The US response to the coronavirus is nothing less than a failure of leadership. The decision to quarantine the country was not made from evidence, or reason, nor was it the last step in a progressive series of actions to protect against Covid-19. It was a panic reaction after months of inaction, denial and misdirection.[1] There is evidence mass quarantine throttles contagions, thereby spreading out its effects over a longer period, and preventing hospitals from being overwhelmed in high contagion areas, but it is not a solution.[2] Quarantine was not even a decision from the federal government to begin with. Shelter-in-place, travel restrictions, workplace and school closures were made by local leaders, superintendents and CEOs, after hearing nothing but conflicting stories from the President, a lack a direction from state Governors, and a continual barrage of sensationalized mainstream media profiting from hysteria, bombarding the public with misrepresented scenes of chaos, alongside the hyper echo-chambers of social media, where the anxious and third parties intent on spreading misinformation work together to create panic.

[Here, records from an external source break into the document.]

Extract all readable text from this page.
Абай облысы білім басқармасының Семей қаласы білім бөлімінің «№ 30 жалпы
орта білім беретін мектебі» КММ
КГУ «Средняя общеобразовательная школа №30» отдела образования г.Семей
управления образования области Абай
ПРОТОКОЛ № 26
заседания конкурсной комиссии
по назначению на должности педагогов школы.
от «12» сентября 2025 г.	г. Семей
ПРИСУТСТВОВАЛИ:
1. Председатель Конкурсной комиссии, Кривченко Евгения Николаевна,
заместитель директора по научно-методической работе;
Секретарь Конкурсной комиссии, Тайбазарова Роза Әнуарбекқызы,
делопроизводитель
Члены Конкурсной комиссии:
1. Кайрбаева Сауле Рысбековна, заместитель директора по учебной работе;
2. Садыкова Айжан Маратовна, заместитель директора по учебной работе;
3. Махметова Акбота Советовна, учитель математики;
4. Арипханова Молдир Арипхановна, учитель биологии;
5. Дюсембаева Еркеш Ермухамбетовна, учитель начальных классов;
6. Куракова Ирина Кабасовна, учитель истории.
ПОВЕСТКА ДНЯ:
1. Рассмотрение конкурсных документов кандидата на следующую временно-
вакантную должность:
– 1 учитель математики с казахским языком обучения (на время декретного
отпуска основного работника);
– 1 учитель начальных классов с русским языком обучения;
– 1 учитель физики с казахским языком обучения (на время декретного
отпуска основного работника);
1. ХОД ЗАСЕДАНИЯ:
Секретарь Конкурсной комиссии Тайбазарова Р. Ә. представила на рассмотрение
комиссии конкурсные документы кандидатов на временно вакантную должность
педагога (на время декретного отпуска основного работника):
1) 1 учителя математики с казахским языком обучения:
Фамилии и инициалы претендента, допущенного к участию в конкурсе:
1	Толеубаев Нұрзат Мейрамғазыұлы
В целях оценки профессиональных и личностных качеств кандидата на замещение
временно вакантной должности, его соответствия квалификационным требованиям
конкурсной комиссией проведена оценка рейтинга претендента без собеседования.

This is not to diminish the seriousness of Covid-19. It is serious and demanded real action months ago. But the treatment must fit the condition and panic is not a strategy. Good data show that while the contagion of the flu is about 1.4, the contagion for Covid-19 is higher at 2+;[3] between 40–60% of people infected are asymptomatic[4] and of those who have symptoms, 80% are mild. The death rate ranges from <1–4%. There are 5,000 deaths in the US, with a projection of 100,000. Yet there is much confusion in those numbers; a non-trivial number of deaths counted as coronavirus include cases of people in their late 80s-90’s, and adults and children already suffering from other life threatening conditions.[5],[6] In comparison, according to the CDC, so far this season there have been at least 38 million flu illnesses, 390,000 hospitalizations and 23,000 deaths.[7] There has been much discussion on the virus, but little on the damage a national shutdown is doing and more importantly no plan to address the long-term serious health, psychological, social, economic, and personal costs that will result from it. A national shutdown could take far more lives in the long run, than Covid-19.

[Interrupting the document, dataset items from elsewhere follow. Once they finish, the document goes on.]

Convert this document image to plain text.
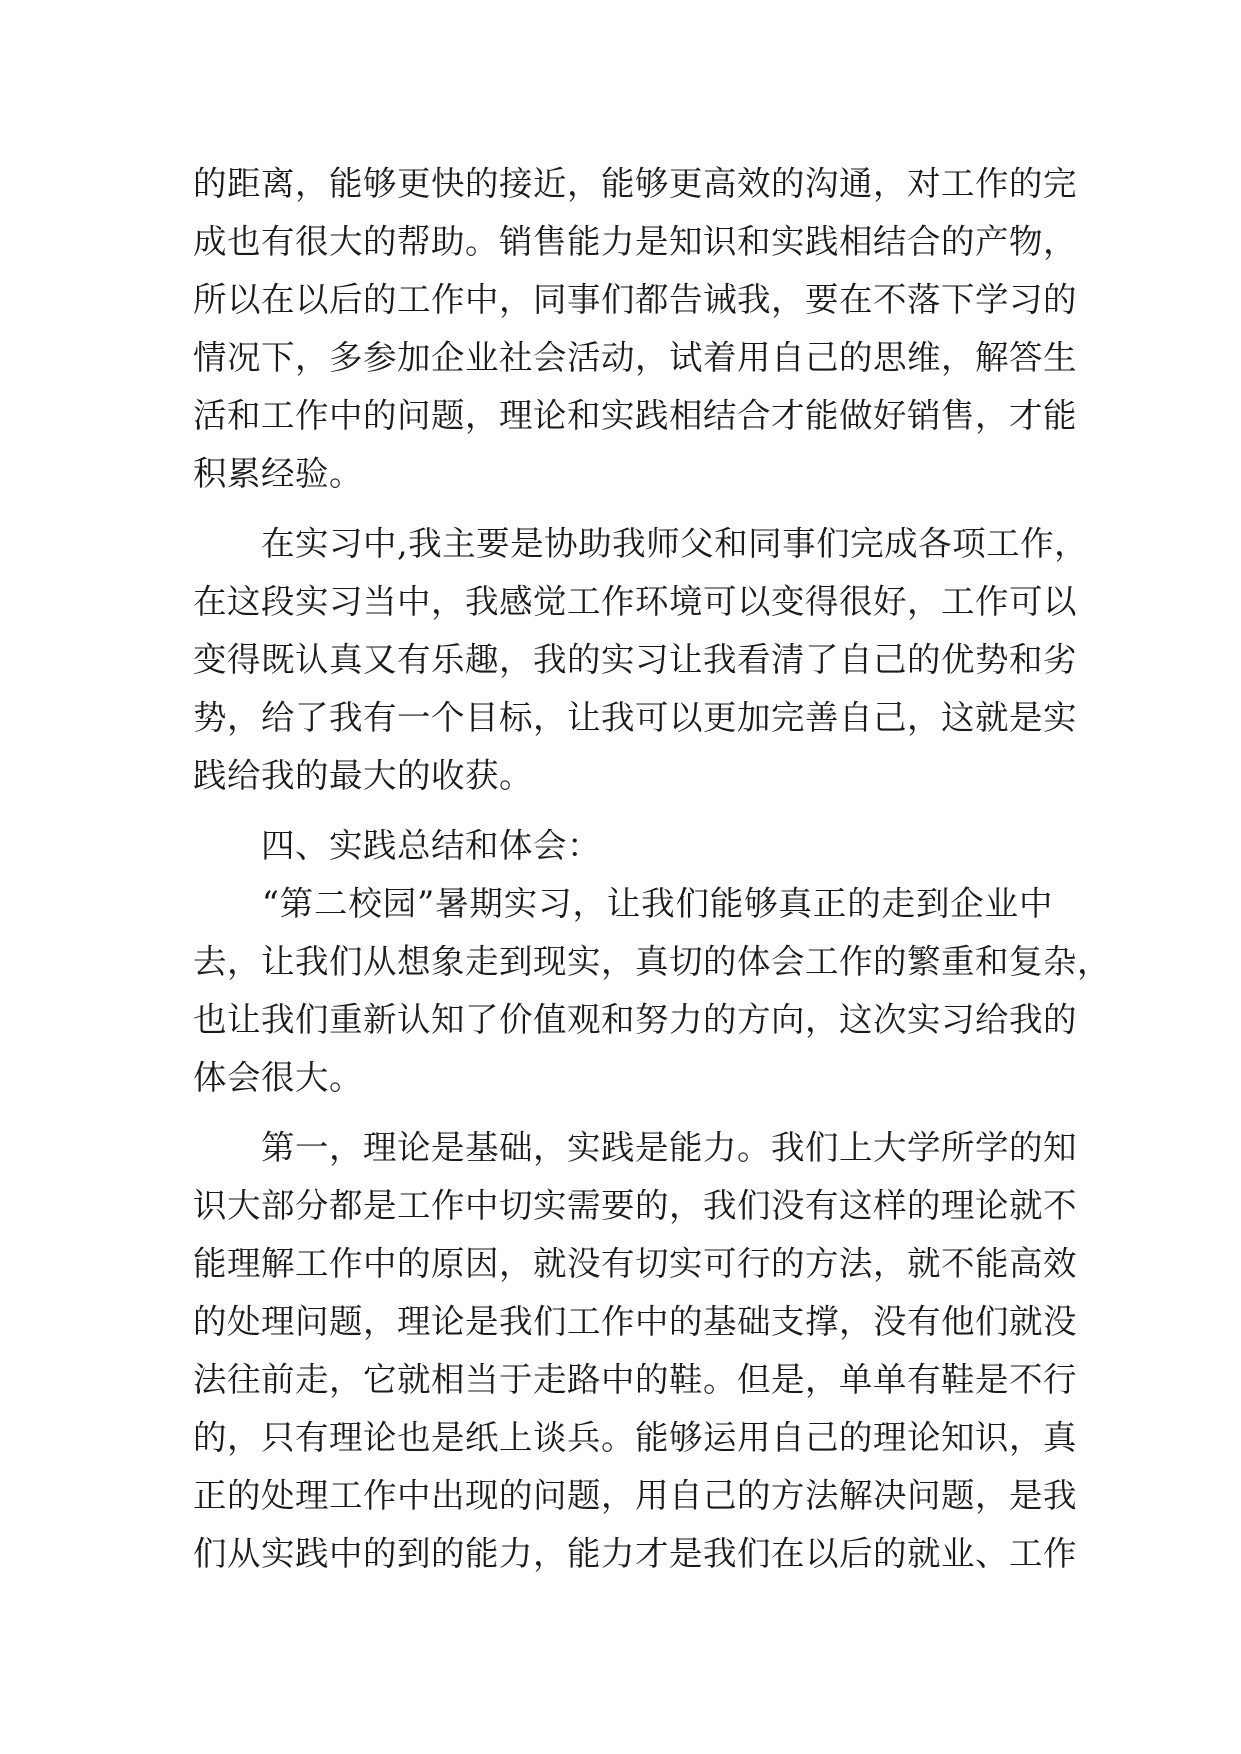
的距离，能够更快的接近，能够更高效的沟通，对工作的完
成也有很大的帮助。销售能力是知识和实践相结合的产物，
所以在以后的工作中，同事们都告诫我，要在不落下学习的
情况下，多参加企业社会活动，试着用自己的思维，解答生
活和工作中的问题，理论和实践相结合才能做好销售，才能
积累经验。
　　在实习中,我主要是协助我师父和同事们完成各项工作，
在这段实习当中，我感觉工作环境可以变得很好，工作可以
变得既认真又有乐趣，我的实习让我看清了自己的优势和劣
势，给了我有一个目标，让我可以更加完善自己，这就是实
践给我的最大的收获。
　　四、实践总结和体会：
　　“第二校园”暑期实习，让我们能够真正的走到企业中
去，让我们从想象走到现实，真切的体会工作的繁重和复杂，
也让我们重新认知了价值观和努力的方向，这次实习给我的
体会很大。
　　第一，理论是基础，实践是能力。我们上大学所学的知
识大部分都是工作中切实需要的，我们没有这样的理论就不
能理解工作中的原因，就没有切实可行的方法，就不能高效
的处理问题，理论是我们工作中的基础支撑，没有他们就没
法往前走，它就相当于走路中的鞋。但是，单单有鞋是不行
的，只有理论也是纸上谈兵。能够运用自己的理论知识，真
正的处理工作中出现的问题，用自己的方法解决问题，是我
们从实践中的到的能力，能力才是我们在以后的就业、工作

Our national leaders were absent in the months that our country was looking for leadership.[8] A willfully ignorant and emotionally unstable President bears much blame, but this is an equally astounding failure of leadership of the House, by Pelosi specifically, who’s chief accomplishment and interests appears to be her ability to stay in power, and harming the President. It is a failure of leadership in the Senate by McConnell. Indeed, after closed door briefings on the virus, in which Senators and House members were given inside information on the pandemic and future federal action, instead of warning the public, and making decisions to fund and roll out house-to-house testing to target and isolate the virus, they sought to profit from the crisis.[9] Senators Burr (R-N.C.) and Loeffler (R-Ga.), and Rep. Davis (D-Calif) sold stock in specific companies that would be most hit by future quarantine and travel restrictions. Sens McConnell’s and Shaheen’s staff, respectively, bought stock in Moderna, Inc., which is developing a coronavirus vaccine and Clorox, known for bleach and wipes. This is our leadership. In this time of crisis, we will never be able to quantify the number of deaths, or financial ruin, their selfishness, elitism, self-promotion, narcissism and lack of action has led to.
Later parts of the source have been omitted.